The council will now examine whether it needs to revise its rules on tree felling, which saw the Castle Park decision made by officers under delegated powers, rather than through the planning system.

In December a second report was published:

Campaigners’ plea to axe tree felling plan
Workers at Cambridge’s Castle Park Business Park are opposed to plans to fell a dozen mature trees.

Savills, which runs the park, and Phoenix Life, which owns it, want to remove 12 false acacias and replace them with young saplings.

The avenue of trees, which has been outside Godwin, Caminus and Sheraton House for years, was protected by tree preservation orders. But they are no longer in place and both firms want the city council tree team to remove them, claiming they are diseased and a health and safety risk.

Tenants on the park have accused them of over-exaggerating the risks.

Mike Snelling, from Autodesk, is one of dozens of employees to sign a petition – and he ordered an independent tree surgeon from Waterbeach-based Acacia Tree Surgery to assess the trees.

Cliff Freed, who carried out the assessment, said in a report: “The trees in their current state can be maintained safely if they are monitored annually.

“We would suggest these false acacias are retained and maintained.”

In a letter to all tenants on the park, Mr Snelling said: “Our initial advice, from a qualified tree surgeon, is our trees can be safely managed for many years to come.

“However, so we never have to lose them all at once, we propose a gradual replacement of a few trees at a time.

“This sustainable plan safeguards the trees and our environment for the indefinite future.”

Tenants are holding regular meetings to discuss the trees’ future.

But a Savills spokeswoman said the city council has approved plans to fell seven trees.

She said: “Acting on behalf of its client, Savills appointed a qualified tree surgeon to provide professional advice on 12 diseased trees following health and safety fears.

“A replacement plan for the trees was devised that has been approved by the local council.

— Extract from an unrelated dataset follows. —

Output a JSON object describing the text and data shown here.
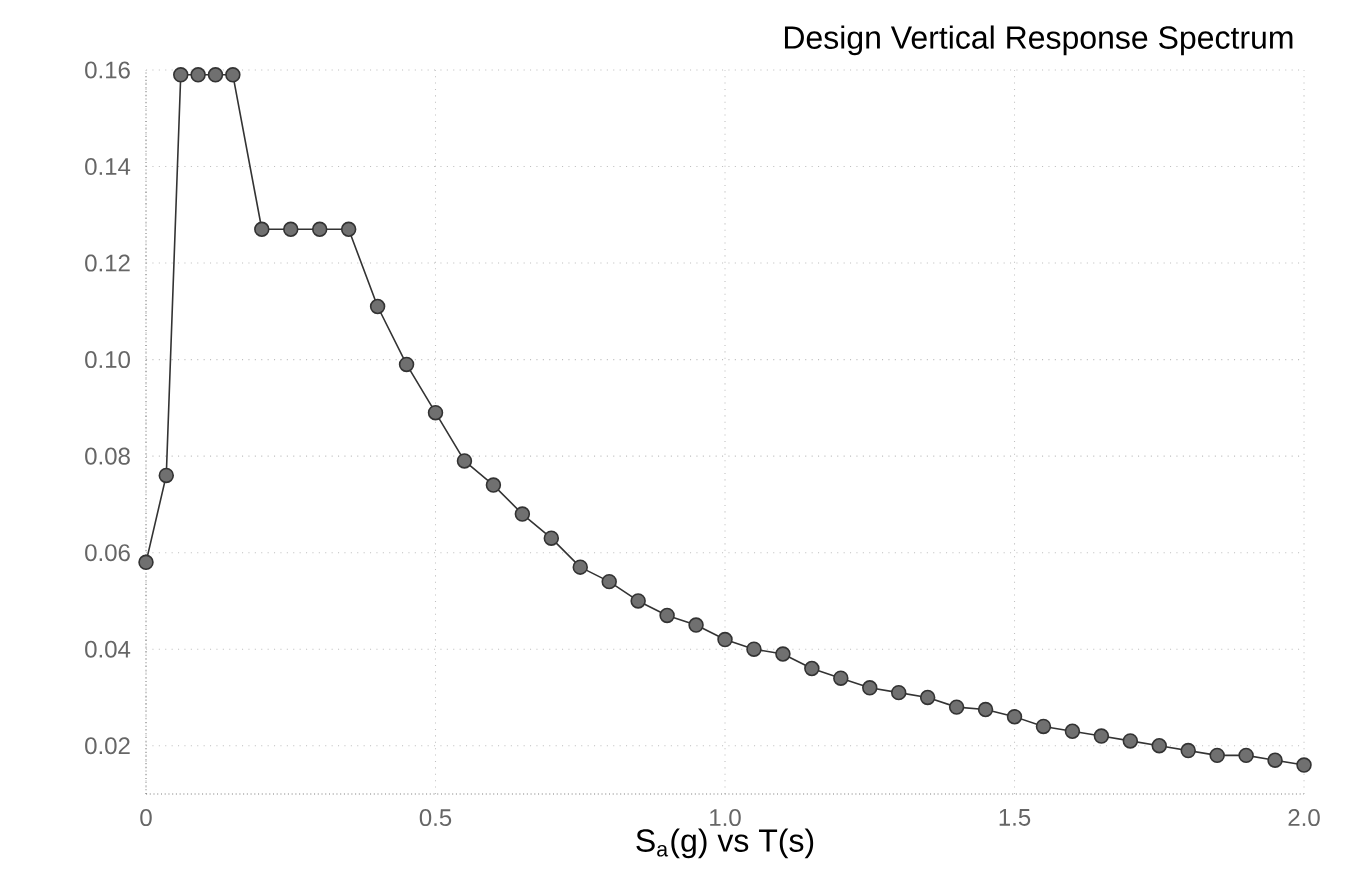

“Following the appeal from tenants, Savills arranged for the tree surgeon to revisit the site and consent has now been given by the council for seven trees to be felled and replaced in the first instance with the remaining five being reviewed in June 2011.”

Accompanying this report was a photograph of tenants hugging the trees outside our Castle Park offices as if their lives depended on it.

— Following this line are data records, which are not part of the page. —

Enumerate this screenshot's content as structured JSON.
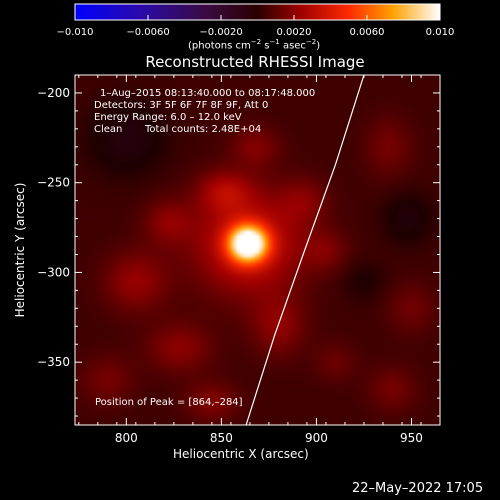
{
  "chart_data": {
    "type": "heatmap",
    "title": "Reconstructed RHESSI Image",
    "xlabel": "Heliocentric X (arcsec)",
    "ylabel": "Heliocentric Y (arcsec)",
    "xlim": [
      773,
      965
    ],
    "ylim": [
      -385,
      -190
    ],
    "xticks": [
      800,
      850,
      900,
      950
    ],
    "yticks": [
      -200,
      -250,
      -300,
      -350
    ],
    "colorbar": {
      "range": [
        -0.01,
        0.01
      ],
      "tick_values": [
        -0.01,
        -0.006,
        -0.002,
        0.002,
        0.006,
        0.01
      ],
      "tick_labels": [
        "−0.010",
        "−0.0060",
        "−0.0020",
        "0.0020",
        "0.0060",
        "0.010"
      ],
      "unit_main": "(photons cm",
      "unit_exp1": "−2",
      "unit_mid": " s",
      "unit_exp2": "−1",
      "unit_after": " asec",
      "unit_exp3": "−2",
      "unit_close": ")"
    },
    "peak": {
      "x": 864,
      "y": -284
    },
    "limb": [
      {
        "x": 925,
        "y": -190
      },
      {
        "x": 910,
        "y": -240
      },
      {
        "x": 893,
        "y": -290
      },
      {
        "x": 878,
        "y": -335
      },
      {
        "x": 863,
        "y": -385
      }
    ],
    "emission_sources": [
      {
        "x": 864,
        "y": -284,
        "amp": 0.01,
        "sx": 7,
        "sy": 7
      },
      {
        "x": 864,
        "y": -284,
        "amp": 0.003,
        "sx": 20,
        "sy": 20
      },
      {
        "x": 852,
        "y": -255,
        "amp": 0.0018,
        "sx": 10,
        "sy": 8
      },
      {
        "x": 805,
        "y": -305,
        "amp": 0.0016,
        "sx": 12,
        "sy": 12
      },
      {
        "x": 828,
        "y": -342,
        "amp": 0.0014,
        "sx": 12,
        "sy": 10
      },
      {
        "x": 880,
        "y": -330,
        "amp": 0.0014,
        "sx": 10,
        "sy": 12
      },
      {
        "x": 822,
        "y": -272,
        "amp": 0.0013,
        "sx": 9,
        "sy": 9
      },
      {
        "x": 893,
        "y": -260,
        "amp": 0.0011,
        "sx": 9,
        "sy": 9
      },
      {
        "x": 868,
        "y": -230,
        "amp": 0.0012,
        "sx": 9,
        "sy": 8
      },
      {
        "x": 905,
        "y": -288,
        "amp": 0.001,
        "sx": 8,
        "sy": 8
      },
      {
        "x": 790,
        "y": -360,
        "amp": 0.001,
        "sx": 10,
        "sy": 10
      },
      {
        "x": 845,
        "y": -372,
        "amp": 0.0012,
        "sx": 10,
        "sy": 8
      },
      {
        "x": 938,
        "y": -230,
        "amp": 0.001,
        "sx": 9,
        "sy": 12
      },
      {
        "x": 950,
        "y": -320,
        "amp": 0.0009,
        "sx": 9,
        "sy": 10
      },
      {
        "x": 940,
        "y": -365,
        "amp": 0.001,
        "sx": 9,
        "sy": 9
      },
      {
        "x": 910,
        "y": -350,
        "amp": 0.0008,
        "sx": 8,
        "sy": 8
      },
      {
        "x": 800,
        "y": -225,
        "amp": -0.0012,
        "sx": 14,
        "sy": 14
      },
      {
        "x": 948,
        "y": -270,
        "amp": -0.001,
        "sx": 9,
        "sy": 10
      },
      {
        "x": 925,
        "y": -305,
        "amp": -0.0006,
        "sx": 8,
        "sy": 8
      }
    ]
  },
  "annotations": {
    "time_range": "1–Aug–2015 08:13:40.000 to 08:17:48.000",
    "detectors": "Detectors: 3F 5F 6F 7F 8F 9F, Att 0",
    "energy_range": "Energy Range: 6.0 – 12.0 keV",
    "method": "Clean",
    "total_counts": "Total counts: 2.48E+04",
    "peak_position": "Position of Peak = [864,–284]"
  },
  "footer": {
    "timestamp": "22–May–2022 17:05"
  }
}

I was away that day but if I had been there I would have happily hugged a tree too because (a) I rather like having mature trees outside my office, and (b) I'm a sucker for a good photo opp.

Anyway, they're gone now, chopped down over Christmas (when everyone was away) and replaced with a handful of tiny saplings.

On the bright side, at least I'm no longer interrupted by the frequent sound of chainsaws hacking away. Seriously, I could bet money - and win - that as soon as I began a live radio interview a chainsaw would roar into life directly outside our first floor window.

Trees - can't live with them, can't live without them.